Os imbróglios do concurso foram resolvidos de modo definitivo depois que o Conselho Nacional de Justiça (CNJ) determinou, no ano passado, que 14 Estados — além do Distrito Federal — preparassem num prazo de 90 dias os concursos públicos para o preenchimento das vagas de titulares nos cartórios extrajudiciais. E Goiás, mesmo tendo realizado concurso em 2008, entrou na lista. De acordo com o CNJ, Goiás possuía, à época, 357 cartórios extrajudiciais administrados por não concursados.
O corregedor nacional de Justiça, ministro Francisco Falcão, foi o responsável pela ação, que, se não fosse cumprida, acarretaria em abertura de processos disciplinares. Segundo o CNJ, Além de Goiás, outros 14 estados estavam em situação irregular: Alagoas, Amazonas, Bahia, Espírito Santo, Mato Grosso, Mato Grosso do Sul, Pará, Paraíba, Pernambuco, Piauí, Rio Grande do Sul, Sergipe, Tocantins e Distrito Federal.
As serventias extrajudiciais somam, em Goiás, 565. A maioria absoluta desses 565 cartórios ainda é administrada por famílias e não por concursados. Contudo, nem todos os cartórios em que não concursados estão como titulares serão afetados por esse ou pelos próximos concursos. Apenas os cartórios em que os atuais gestores assumiram pós-1988, quando a Constituição Brasileira foi instituída. Assim, concursados poderão assumir esses cartórios somente após a morte do atual titular.
Em Goiás, a lista conta com 365 cartórios vagos. O concurso realizado em 2008 — mas apenas confirmado neste ano —, porém, só dá provimento para 141 concursados, que já estão tomando posse nos cartórios. Em Goiânia, 8 dos 18 cartórios foram declarados vagos, dos quais 6 já assumiram. De acordo com a lista publicada pela Corregedoria do TJGO, os cartórios vagos em Goiânia eram:
1º Registro de Pessoas Jurídicas, Títulos, Documentos e Protestos (vago desde 03/04/1988); Registro de Imóveis da 1a Circunscrição (vago desde 02/12/1991); Registro de Imóveis da 4a Circunscrição (vago desde 21/12/1991); 3º Tabelionato de Notas, Tabelionato e Oficialato de Registro de Contratos Marítimos (vago desde 01/06/1996); 7º Tabelionato de Notas, Tabelionato e Oficialato de Registro de Contratos Marítimos (vago desde 27/04/1993); 8º Tabelionato de Notas, Tabelionato e Oficialato de Registro de Contratos Marítimos (vago desde 26/06/1998); Registro Civil das Pessoas Naturais e de Interdições e Tutelas da 1a Circunscrição (vago desde 20/06/2001).

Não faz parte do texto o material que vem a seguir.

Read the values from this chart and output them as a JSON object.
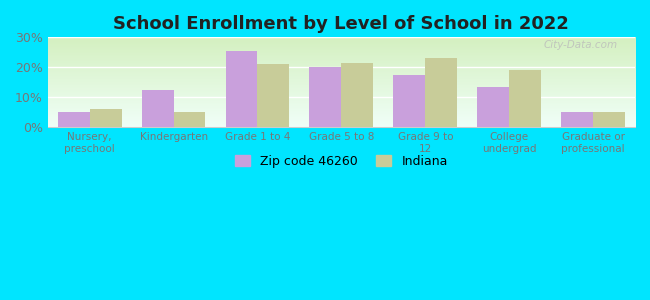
{
  "title": "School Enrollment by Level of School in 2022",
  "categories": [
    "Nursery,\npreschool",
    "Kindergarten",
    "Grade 1 to 4",
    "Grade 5 to 8",
    "Grade 9 to\n12",
    "College\nundergrad",
    "Graduate or\nprofessional"
  ],
  "zip_values": [
    5.0,
    12.5,
    25.5,
    20.0,
    17.5,
    13.5,
    5.0
  ],
  "indiana_values": [
    6.0,
    5.0,
    21.0,
    21.5,
    23.0,
    19.0,
    5.0
  ],
  "zip_color": "#c9a0dc",
  "indiana_color": "#c8cc99",
  "background_outer": "#00e5ff",
  "gradient_top": "#f0fff8",
  "gradient_bottom": "#d4f0c0",
  "ylim": [
    0,
    30
  ],
  "yticks": [
    0,
    10,
    20,
    30
  ],
  "ytick_labels": [
    "0%",
    "10%",
    "20%",
    "30%"
  ],
  "legend_zip_label": "Zip code 46260",
  "legend_indiana_label": "Indiana",
  "bar_width": 0.38,
  "watermark_text": "City-Data.com"
}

Desses, alguns cartórios foram para provimento por ingresso e outros por remoção. O juiz auxiliar da presidência do (TJGO), Reinaldo Alves Ferreira, explica a diferença: “Quando um concurso é aberto, algumas vagas são para provimento de remoção e outras para ingresso. Remoção são aquelas vagas destinadas àqueles que já são titulares de cartórios e que querem trocar de local. Ou seja, eles se movimentam horizontalmente por meio de uma prova, no nosso caso, de títulos. Já as vagas de ingresso são para aqueles que vão entrar agora. Esses fazem prova e comprovação de títulos”, ensina.

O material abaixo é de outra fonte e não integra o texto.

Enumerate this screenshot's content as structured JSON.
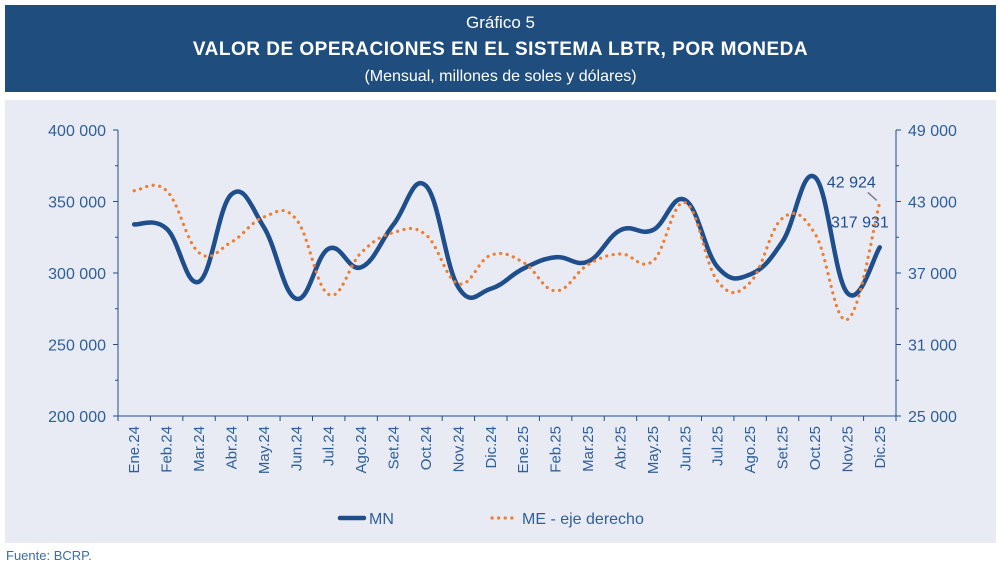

Após os desenlaces do concurso público, foi realizada no dia 2 de abril deste ano uma audiência pública para que os aprovados no concurso escolhessem as serventias em que queriam atuar. Dos aprovados no concurso para provimento dos oito cartórios extrajudiciais vagos de Goiânia seis já tomaram posse, fora Ana Maria Félix de Sousa Longo — oriunda do 1º Tabelionato de Notas da comarca de Jaraguá e agora titular do 3º Tabelionato de Notas, Tabelionato e Oficialato de Registros de Contratos Marítimos de Goiânia —, que assumiu por remoção.
Os ingressantes são:
— Irley Carlos Siqueira: que assume o 1º Tabelionato de Notas.
— Lucas Fernandes Vieira: 8º Tabelionato de Notas.
— Mateus da Silva: 1º Registro Civil das Pessoas Naturais e de Interdições e Tutelas — cartório que tem atribuições de Tabelionato de Notas, Tabelionato e Oficialato de Registro de Contratos Marítimos.
— Rômulo Filizzola Nogueira: 3º Registro Civil das Pessoas Naturais e de Interdições e Tutelas — cartório com atribuições de Tabelionato de Notas, Tabelionato e Oficialato de Registro de Contratos Marítimos.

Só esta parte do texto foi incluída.